Review: The Last Airbender is a Bland, Over-Directed Mess
by Jeremy Kirk
July 2, 2010
M. Night Shyamalan has a lot to make up for. When it was announced he would be writing and directing an adaptation of Avatar: The Last Airbender, the popular animated series from Nickelodeon, it seemed like a reboot for the filmmaker. He has never directed a film whose story he did not conceive himself, and many were wondering if he could find his way back to the M. Night of old, the man who directed modern classics like The Sixth Sense and Unbreakable. Put simply, he hasn't. The Last Airbender is not a train wreck on the level of The Happening, nor does its hokeyness fall to the depths of Lady in the Water. Nonetheless, the stale storytelling, the bland atmosphere, and the abysmal handling of the acting makes The Last Airbender one more notch in Shyamalan's belt of diminishing returns.
The movie is set in a world where certain people can move the elements. Known as benders, they are born into clans such as Fire, Water, Air and Earth, and they learn to hone these specific elements and utilize their powers. The Fire Nation is the controlling entity of the world, and their oppressive nature calls for a hero.
Cue the giant ball of ice that has held Aang, played by Noah Ringer, for over 100 years. He is an Avatar, a chosen being who has the capability of channeling all four elements. He is found and released from the ice by Katara and Sokka, played by Nicola Peltz and Jackson Rathbone respectively. As members of the Water Tribe, they feel the harsh hand of the Fire Nation at work, and they help Aang learn his abilities that can and will bring a balance back to the world.
It's a very intriguing story, one that explains the immense popularity behind the cartoon series. Unfortunately, Shyamalan's first problem in dealing with a feature film is in cramming this story into less than two hours. Everything feels so rushed in the film to the point where it is difficult to tell what is really going on. Thank goodness we have exposition to take care of that nuisance. Shyamalan utilizes (some would say bends) exposition throughout The Last Airbender through the characters. If there is something he feels we don't know enough about or if there is something he simply cannot or chooses not to show us, he just has one of his handy characters tell us all about it. It gets tedious to the point of boredom before the end, and it makes one really wonder how much of the story we are actually shown. It becomes the cinematic equivalent of listening to an audio book. Unfortunately, Shyamalan, a man who once had a gift for telling his audience stories, now feels the need to have his characters do it for him.

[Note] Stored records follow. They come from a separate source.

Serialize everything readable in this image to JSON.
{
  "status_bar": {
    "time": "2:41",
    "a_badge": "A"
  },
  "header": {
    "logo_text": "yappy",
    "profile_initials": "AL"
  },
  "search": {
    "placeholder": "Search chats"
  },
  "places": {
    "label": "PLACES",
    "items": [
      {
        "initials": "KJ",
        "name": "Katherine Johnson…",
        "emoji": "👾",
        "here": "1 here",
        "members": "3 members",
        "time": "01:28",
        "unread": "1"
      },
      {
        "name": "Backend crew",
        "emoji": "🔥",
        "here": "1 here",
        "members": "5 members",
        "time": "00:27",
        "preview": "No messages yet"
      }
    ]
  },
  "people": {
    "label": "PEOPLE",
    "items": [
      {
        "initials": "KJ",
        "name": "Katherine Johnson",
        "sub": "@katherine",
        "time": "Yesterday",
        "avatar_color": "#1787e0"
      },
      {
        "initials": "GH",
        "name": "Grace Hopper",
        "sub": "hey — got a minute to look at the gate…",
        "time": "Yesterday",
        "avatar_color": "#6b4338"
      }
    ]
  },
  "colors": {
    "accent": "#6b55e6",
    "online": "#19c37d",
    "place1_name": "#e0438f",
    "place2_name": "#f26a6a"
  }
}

It might not be such a bad thing or, more so, it might be more forgivable if the rest of the film is scattered with impressive action and adventure. It's not. He tries his best. He uses long shots during the action scenes, and he pulls back enough to show us the action. Unfortunately, he also uses slow motion and the zoom-in-zoom-back-out technique 300 made so popular. In essence, the action in The Last Airbender seems over-directed, and none of it feels organic. The lazy computer effects used to handle every aspect of the elemental bending has a lot to do with that. Once the final battle sequence begins, it all comes together in a mesh of styles and design. Throw in the fact that the good guys and the bad guys are all dressed exactly the same, and you've got a congruity nightmare.
The awful 3-D doesn't help, either. I know this is a critique on the film that won't matter to those who see it in 2-D, and it's not a critique that falls at the feet of Shyamalan, either. Like Clash of the Titans, The Last Airbender was converted to 3-D after it was shot, and it is a technique that needs to cease to exist right now. Between the lack of useful 3-D (the opening Paramount logo is the only time I thought to myself, "That's kind of cool.") and the color that is sapped from the picture by the RealD glasses (scenes at night are absolutely incoherent), the notion of seeing the film as such should be tossed aside, especially if you want an accurate glimpse at how the movie truly looks.
The acting is middling to poor, as well, with Dev Patel offering up the only, genuine presence in the film as the son of the leader of the Fire Nation who has been banished and feels finding and capturing the Avatar will bring his honor back. He pulls as much sympathy as he does hatred from the audience, and, in comparison, he stands head and shoulders above the rest of the cast. This is particularly true with the kids. Child actors have always been a shaky element in films, but we know M. Night can handle their talents better than most. Unfortunately, no one in this cast is going to be viewed as the next Haley Joel Osment, and most of the line reading hits like a needle scratching a record.
Some are saying The Last Airbender is Shyamalan's worst film. Others are saying it is easily the worst film of the year. I'm not sure if I would go so far, but the film is certainly one more setback in the man's career. The CG is shoddy. The action is poorly directed. The acting is atrocious. The exposition tears through the audience like one of the small tornadoes the airbenders are able to produce. Nothing feels genuine, and, in the end, the only air The Last Airbender is able to achieve is hot, monotonous, and, unfortunately, such that it doesn't rise too quickly.